Rekam Medis Adipraa - Pemenuhan SKP telah diatur dalam Keputusan Menteri Kesehatan (KMK) HK.01.07/MENKES/1561/2024. Dalam regulasi tersebut ditegaskan bahwa tenaga kesehatan wajib memenuhi kecukupan SKP dalam periode lima tahunan. Selain total SKP, pemenuhan harus memperhatikan proporsi ranah kegiatan, yakni untuk keadaan umum terdiri dari: Pembelajaran (45%), Pelayanan (35%), dan Pengabdian (5%). Sementara untuk keadaan khusus seperti daerah terpencil, perbatasan, dan kepulauan (DTPK), komposisi berubah menjadi Pembelajaran (25%), Pelayanan (55%), dan Pengabdian (5%). Selain itu, terdapat pula ketentuan minimal SKP Pembelajaran per tahun sebesar 20% dari total SKP tahunan.

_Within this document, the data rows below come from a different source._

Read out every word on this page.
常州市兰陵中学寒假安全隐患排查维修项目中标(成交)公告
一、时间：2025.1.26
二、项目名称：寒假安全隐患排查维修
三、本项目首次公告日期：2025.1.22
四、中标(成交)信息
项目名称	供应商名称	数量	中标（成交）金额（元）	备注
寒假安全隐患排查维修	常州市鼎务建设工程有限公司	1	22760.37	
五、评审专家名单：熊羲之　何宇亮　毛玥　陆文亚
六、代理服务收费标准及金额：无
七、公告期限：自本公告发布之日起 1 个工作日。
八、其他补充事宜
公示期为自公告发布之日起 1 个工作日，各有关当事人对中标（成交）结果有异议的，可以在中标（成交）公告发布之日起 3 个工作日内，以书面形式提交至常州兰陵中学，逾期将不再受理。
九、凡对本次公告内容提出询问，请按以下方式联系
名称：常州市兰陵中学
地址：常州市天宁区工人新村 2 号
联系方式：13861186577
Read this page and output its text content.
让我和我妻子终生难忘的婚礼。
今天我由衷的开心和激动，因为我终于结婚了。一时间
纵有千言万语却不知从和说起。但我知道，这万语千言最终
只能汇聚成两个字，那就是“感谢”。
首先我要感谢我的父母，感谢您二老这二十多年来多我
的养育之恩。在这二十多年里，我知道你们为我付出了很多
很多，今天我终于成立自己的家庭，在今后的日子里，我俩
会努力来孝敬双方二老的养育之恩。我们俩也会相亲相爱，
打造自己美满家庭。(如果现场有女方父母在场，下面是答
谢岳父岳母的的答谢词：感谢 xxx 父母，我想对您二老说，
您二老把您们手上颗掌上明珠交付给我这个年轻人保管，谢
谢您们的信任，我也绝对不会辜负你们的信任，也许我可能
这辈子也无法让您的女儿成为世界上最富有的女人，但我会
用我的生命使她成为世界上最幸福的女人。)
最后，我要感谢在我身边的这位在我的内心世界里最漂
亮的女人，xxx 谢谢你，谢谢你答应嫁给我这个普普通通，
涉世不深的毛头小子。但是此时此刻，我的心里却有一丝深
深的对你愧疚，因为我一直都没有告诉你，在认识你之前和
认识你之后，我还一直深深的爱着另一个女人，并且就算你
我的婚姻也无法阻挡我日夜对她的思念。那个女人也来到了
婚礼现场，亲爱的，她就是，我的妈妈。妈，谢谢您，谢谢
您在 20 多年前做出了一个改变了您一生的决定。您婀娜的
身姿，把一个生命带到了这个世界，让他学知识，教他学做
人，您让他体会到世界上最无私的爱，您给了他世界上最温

Salah satu ranah dalam pemenuhan SKP yang masih belum saya pahami sepenuhnya adalah ranah pengabdian. Dalam upaya memenuhi ranah pengabdian tersebut, saya mencoba melakukan penyuluhan melalui media sosial, yang termasuk dalam salah satu bentuk kegiatan yang dapat dipertanggungjawabkan secara profesional. Melalui blog ini, saya mencoba membagikan artikel yang berjudul “Cara Membuat Laporan Tabel 10 Besar Diagnosis Penyakit Menggunakan Menu Pivot Table di M. Excel” yang kemudian saya share juga di platform media sosial Facebook. Harapannya bisa memberikan manfaat bagi sesama tenaga kesehatan, khususnya dalam memahami teknik pelaporan data diagnosis penyakit.
![]() |
| Saat Edukasi Melalui Blog Tak Diakui: Sebuah Refleksi Profesional |
Tangkapan layar di atas menunjukkan hasil penilaian atas kegiatan penyuluhan melalui media sosial yang diajukan untuk memperoleh Satuan Kredit Profesi (SKP). Kegiatan tersebut berupa publikasi artikel berjudul “Cara Membuat Laporan Tabel 10 Besar Diagnosis Penyakit Menggunakan Menu Pivot Table di M. Excel” yang disebarkan melalui platform Blogspot dan Facebook. Dengan cakupan kegiatan bertaraf nasional, artikel ini sebenarnya memiliki relevansi tinggi dengan upaya peningkatan kompetensi tenaga kesehatan, terutama dalam pemanfaatan teknologi untuk pengolahan data. Namun sayangnya, kegiatan ini mendapatkan nilai 0 SKP dengan status “Ditolak”. Alasan penolakan yang tercantum berasal dari Tim P2KB, yang menyebut bahwa lampiran yang disertakan tidak sesuai, sementara Komisi P2KB tidak memberikan catatan tambahan.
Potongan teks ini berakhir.